The ad blocking debate has reached fever pitch over the last year. It’s a discussion that has been intensifying for some time: consumers are increasingly challenging the necessity of ads – or at least how far they should be expected to tolerate them – and the rise of ad blockers seems to be inexorable.
But online advertising has by no mean shrunk correspondingly. The market has continued to expand its already vast reaches, and for the eighth year in a row, ad spend in the UK was up in 2017, hitting a high of £22.1 billion.
The ads themselves present an interesting challenge: some users find them intrusive, but many adverts are carefully developed, creatively finessed, entertaining and informative. Some formats delay access to the content you originally searched for though, and for some it’s where and when the ads appear, rather than their presence per se.
The head-shakingly high incidence of YouTube’s pre-roll ads, for example, are often blamed for popularising ad blockers. And popular they are. The practice seems to have grown by 82% in the UK and had reached 12 million active users in June 2015, according to study from PageFair (one of a number of platforms that works on providing ways for publishers to push back). eMarketer predicted that one in every three internet users will have ad blockers by 2017, which is double the 15% they estimated in 2014.
For some users, it’s security concerns that compel them to use ad blockers. Third party advertisements distributed by publishers are difficult to quality-check, and the disconnect between quality and security encourages lots of those in the know to resort to ad blockers in an understandable bid to protect their systems from malware.
And ad blocking is, of course, a real problem for publishers. Although ad block users would argue that they won’t be changing the natural course of click through rates because they wouldn’t have normally clicked on those adverts anyway, publishers argue back that their revenue comes from the number of views, which is incontrovertibly compromised by ad blocking. Adobe estimates that ad blockers have globally cost advertisers in the region of $22 billion in revenue during 2015 alone.
So great is the magnitude and severity of the problem that nowadays many publishers refuse to comment at all. ‘Ad blocking’ has become a kind of publishing curse word, and few dare utter it. And publishers responses to the rise of ad blocking has been varied. Forbes and Business Insider, for example, have taken a fairly aggressive approach by blocking those using blocking software (tit for tat, you could say), whereas publications like the Guardian have attempted to appeal to their readers’ logic.
‘Acceptable Ads’ provide a diplomatic solution – they’re a kind of advertisement which certain ad blockers allow through based on criteria they set themselves (normally to do with the advert being less intrusive), and the publishers responsible become part of a ‘whitelist’ of passable adverts. The controversial Adblock Plus, for example, features controls that allow whitelist ads through the net, and gives users the chance to adjust ‘sensitivity’ settings. Personalisation through data can also make a big difference: Adobe’s study found that when done they’re done well, personalised ads appealed to 78% of conusmers.

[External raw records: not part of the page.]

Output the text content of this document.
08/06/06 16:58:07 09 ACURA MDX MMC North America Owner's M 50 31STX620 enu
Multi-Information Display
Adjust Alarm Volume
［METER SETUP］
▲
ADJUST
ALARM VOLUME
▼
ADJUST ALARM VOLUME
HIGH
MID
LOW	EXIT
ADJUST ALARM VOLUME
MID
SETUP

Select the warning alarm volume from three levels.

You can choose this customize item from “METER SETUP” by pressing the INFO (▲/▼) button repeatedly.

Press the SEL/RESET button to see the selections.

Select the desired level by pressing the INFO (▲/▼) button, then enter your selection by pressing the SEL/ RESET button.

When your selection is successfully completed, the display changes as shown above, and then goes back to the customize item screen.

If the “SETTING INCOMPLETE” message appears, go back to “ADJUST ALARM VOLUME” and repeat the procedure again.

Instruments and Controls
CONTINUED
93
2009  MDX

What does this mean for the media players? It’s no secret that companies like Google and Facebook are massively dependent on advertising revenue, which in 2015 generated close to 90% of Google’s. It’s hardly surprising, then, that Google is visibly endeavouring to react productively, by changing its ‘first click free’ rules, integrating an ‘ad blocker’ feature in Chrome and making sponsored ads less distinguishable from organic results. Chrome recently introduced browser-based software which removes ads from websites that don’t meet standards laid out by the Coalition for Better Ads (of which Google is a founding member)
It’s ultimately impossible to argue with the fact that the push and pull of the ad blocking debate is driven by user experience. But although industries are doing their best to respond, and despite the fact that in many ways the online ecosystem is slowly changing shape, it remains a fact that publishers need revenue to produce the kind of content that users want to access. And while that’s the case, somebody, somewhere, is going to have to cough up. Or at the very least, tolerate an ad.